The next morning when Seang finally woke, he was still groggy from the anesthetic. With his mother sitting on the floor besides him fanning his legs, Seang was talking to an elderly patient beside him who had lost both legs. Apparently, the 50 year old farmer had lost his legs to mines on two separate occasions, most recently near his home when he stepped on a ‘frog mine’ with the prosthetic leg worn since his first mine accident. The mine is called a frog mine because it jumps out of the ground after the foot steps away and explodes above the ground—the man now had two above knee amputations. As he talked, the other mine victims in the ward could be heard giggling at the irony of the man’s accident; humor is about the only weapon most of the patients have left.
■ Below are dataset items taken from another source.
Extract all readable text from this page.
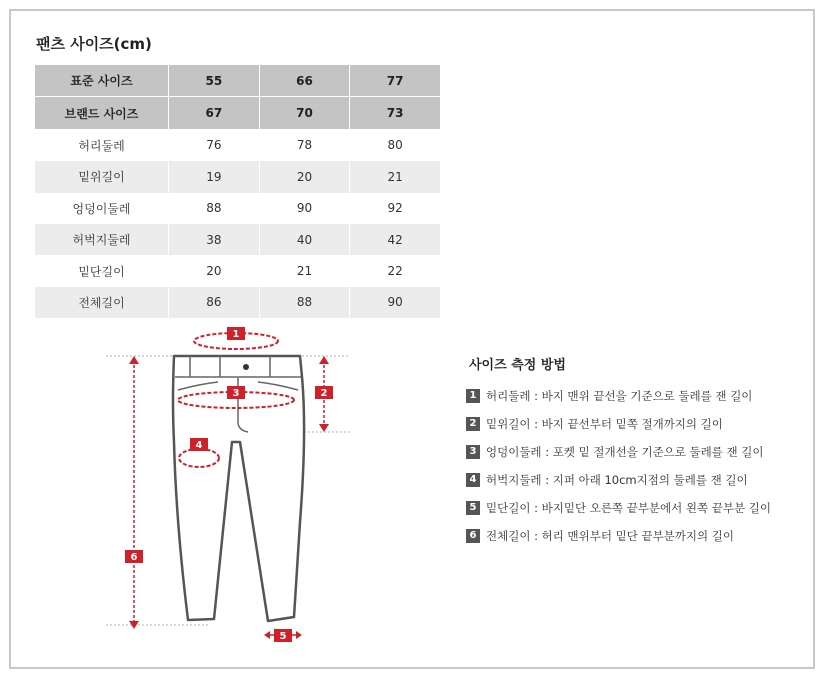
팬츠 사이즈(cm)
표준 사이즈	55	66	77
브랜드 사이즈	67	70	73
허리둘레	76	78	80
밑위길이	19	20	21
엉덩이둘레	88	90	92
허벅지둘레	38	40	42
밑단길이	20	21	22
전체길이	86	88	90
1
3
4
2
6
5
사이즈 측정 방법
1 허리둘레 : 바지 맨위 끝선을 기준으로 둘레를 잰 길이
2 밑위길이 : 바지 끝선부터 밑쪽 절개까지의 길이
3 엉덩이둘레 : 포켓 밑 절개선을 기준으로 둘레를 잰 길이
4 허벅지둘레 : 지퍼 아래 10cm지점의 둘레를 잰 길이
5 밑단길이 : 바지밑단 오른쪽 끝부분에서 왼쪽 끝부분 길이
6 전체길이 : 허리 맨위부터 밑단 끝부분까지의 길이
“I don’t remember much”, Seang said attempting to recall events from the day before. “I had been in that field many times and there had never been any mines so I thought it would be no problem. I just remember the flash of light and flying through the air. My friends say I didn’t scream or anything but they heard the explosion so came”. His father pointed out the Seang was his only son, not needing to explain the consequences of Seang’s new man-made disability. Living with mines, he explained, was something the villagers had become used to. “What can we do”, he said shaking his head, “we have to continue with our lives”.

As long as mines continue to be used and people continue to live with them, they will be cleared, in the words of Ron Podlaski, ‘one limb at a time’. Unless serious international pressure is applied on manufacturers of mines to ban their production they will continue to wait patiently for their next victims.